The average age of the tanker fleet will rapidly start to go upwards as we edge closer to the end of the current decade, which, provided the proper circumstances could help alleviate any long-term tonnage oversupply concerns. This, coupled with the implications of the ratification of the Ballast Water Management Convention (BWM) could trigger even more demolition candidates. In its latest report, shipbroker Gibson pointed out that tankers which are able to dry dock prior to this date will not have to fit a BWM system until their special survey after September 2017 and are thus likely to continue trading for the time being. However, the focus has to be on ships which are due to dry dock after September 2017, and thus will be required to fit BWM systems.
Going forwards, Gibson noted that “the current tanker fleet age profile will start to change, with more vessels approaching scrapping age. Today, 85% of the fleet falls below 15 years of age, with 62% below 10 years. However, over the next 5 years we will see an increasing number of tankers becoming over 10 years old. By 2020, around 50% of the fleet will still fall below 10 years of age (vs. 62% today); however, the percentage of 11-15 year olds will increase substantially from around 15% currently (depending on the sector) to around 35%. There will also be a growing number of tankers crossing into the 15-20 and over 20 age brackets”.
According to the shipbroker, “whilst one might argue that the fleet will remain well balanced in terms of its age profile, one has to consider the drivers of scrapping over the period. Firstly, new regulations. From September 2017, the requirement for vessels to a BWM system at their next dry docking will create an additional and significant cost that will need to be recouped in the market. Equally there is potential for further regulations to be introduced towards the end of the decade. The IMO is expected to reach a decision regarding the Sulphur content of bunker fuels this October. Should the IMO decide to implement the specification change in 2020, then owners can expect fuel costs to rise substantially. The alternative is to invest in expensive and unproven abatement systems (scrubbers). This, together with the cost of installing a new BWM system may force many owners down the scrapping route”, said Gibson.
It added that “much could depend of course on the prevailing freight market conditions that coincide with owners having to make the investment decision. Our projections indicate that tanker earnings could bottom out over the next few years before recovering in the latter stages of the decade, therefore we may see a heavy period of scrapping in 2018/19. If owners believe that there will be a phase out of older, less fuel efficient tonnage, lacking ballast water systems, then it could soon become attractive to invest in replacement tonnage.
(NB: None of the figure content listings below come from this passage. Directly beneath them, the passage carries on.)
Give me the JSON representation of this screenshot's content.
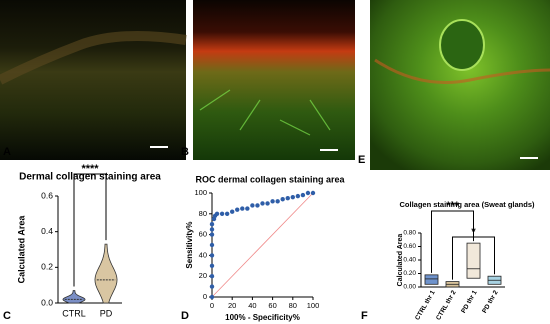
{
  "figure": {
    "panel_labels": [
      "A",
      "B",
      "E",
      "C",
      "D",
      "F"
    ]
  },
  "chart_data": [
    {
      "type": "violin",
      "title": "Dermal collagen staining area",
      "y_label": "Calculated Area",
      "categories": [
        "CTRL",
        "PD"
      ],
      "min": [
        0,
        0
      ],
      "median": [
        0.02,
        0.13
      ],
      "max": [
        0.07,
        0.33
      ],
      "colors": [
        "#7b8fc6",
        "#d9c6a2"
      ],
      "ylim": [
        0,
        0.6
      ],
      "yticks": [
        {
          "value": 0,
          "label": "0.0"
        },
        {
          "value": 0.2,
          "label": "0.2"
        },
        {
          "value": 0.4,
          "label": "0.4"
        },
        {
          "value": 0.6,
          "label": "0.6"
        }
      ],
      "annotations": [
        {
          "text": "****",
          "from": 0,
          "to": 1
        }
      ]
    },
    {
      "type": "scatter",
      "title": "ROC dermal collagen staining area",
      "x_label": "100% - Specificity%",
      "y_label": "Sensitivity%",
      "x": [
        0,
        0,
        0,
        0,
        0,
        0,
        0,
        0,
        0,
        2,
        3,
        5,
        10,
        15,
        20,
        25,
        30,
        35,
        40,
        45,
        50,
        55,
        60,
        65,
        70,
        75,
        80,
        85,
        90,
        95,
        100
      ],
      "y": [
        0,
        10,
        20,
        30,
        40,
        50,
        60,
        65,
        70,
        75,
        78,
        80,
        80,
        80,
        82,
        84,
        85,
        85,
        88,
        88,
        90,
        90,
        92,
        92,
        94,
        95,
        96,
        97,
        98,
        100,
        100
      ],
      "color": "#2f5ea8",
      "reference_line_color": "#f08a8a",
      "xlim": [
        0,
        100
      ],
      "ylim": [
        0,
        100
      ],
      "xticks": [
        0,
        20,
        40,
        60,
        80,
        100
      ],
      "yticks": [
        0,
        20,
        40,
        60,
        80,
        100
      ]
    },
    {
      "type": "floating_bar",
      "title": "Collagen staining area (Sweat glands)",
      "y_label": "Calculated Area",
      "categories": [
        "CTRL thr 1",
        "CTRL thr 2",
        "PD thr 1",
        "PD thr 2"
      ],
      "low": [
        0.04,
        0,
        0.13,
        0.04
      ],
      "high": [
        0.18,
        0.08,
        0.65,
        0.16
      ],
      "mean": [
        0.12,
        0.04,
        0.27,
        0.1
      ],
      "colors": [
        "#6f93cc",
        "#d8c39b",
        "#f1e8da",
        "#a9d3e3"
      ],
      "ylim": [
        0,
        0.8
      ],
      "yticks": [
        {
          "value": 0,
          "label": "0.00"
        },
        {
          "value": 0.2,
          "label": "0.20"
        },
        {
          "value": 0.4,
          "label": "0.40"
        },
        {
          "value": 0.6,
          "label": "0.60"
        },
        {
          "value": 0.8,
          "label": "0.80"
        }
      ],
      "annotations": [
        {
          "text": "***",
          "from": 0,
          "to": 2
        },
        {
          "text": "*",
          "from": 1,
          "to": 3
        }
      ]
    }
  ]
}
However, nothing is set in stone. We are already learning of potential loopholes which could see owners avoid having to fit a BWM system until 5 years after implementation (2022). These holes could soon be closed and we need to wait for the outcome of the IMO’s decision regarding global sulphur limits. However, if both regulations are confirmed, with no legal loopholes, scrapping could rise to levels not seen since 2010, incentivising investment in new tonnage”, Gibson concluded.
Meanwhile, in the crude tanker market this week, in the Middle East, Gibson said that “VLCC Owners have had very little to play with this week as holidays in the East badly effected enquiry putting Owners on a more defensive footing. The over abundance of tonnage remaining in September will ensure Charterers starting on their first decade October positions will have little to fear. Current levels remain in the low ws 30’s on 270,000mt going East and in the low ws 20’s on 280.000mt for a voyage West. A fragmented working week for Suezmax tonnage has seen a build-up of vessels open off prompt dates. In turn levels have softened to 140,000mt x low ws 30’s for West discharge. With a firmer West market we are likely to see vessels ballasting out of the East. Aframaxes East of Suez saw an uptick in activity this week – but rates in AG and Far East remained range bound, even on replacement or challenged cargoes. Premiums only being seen for Iran business currently, although these are declining in value. The weak Suezmax makert in the East will block off any immediate hope Aframax Owners may have had that the larger sizes would help uplift the Aframaxes. Last done for a voyage AG/East is 80,000mt X ws 60.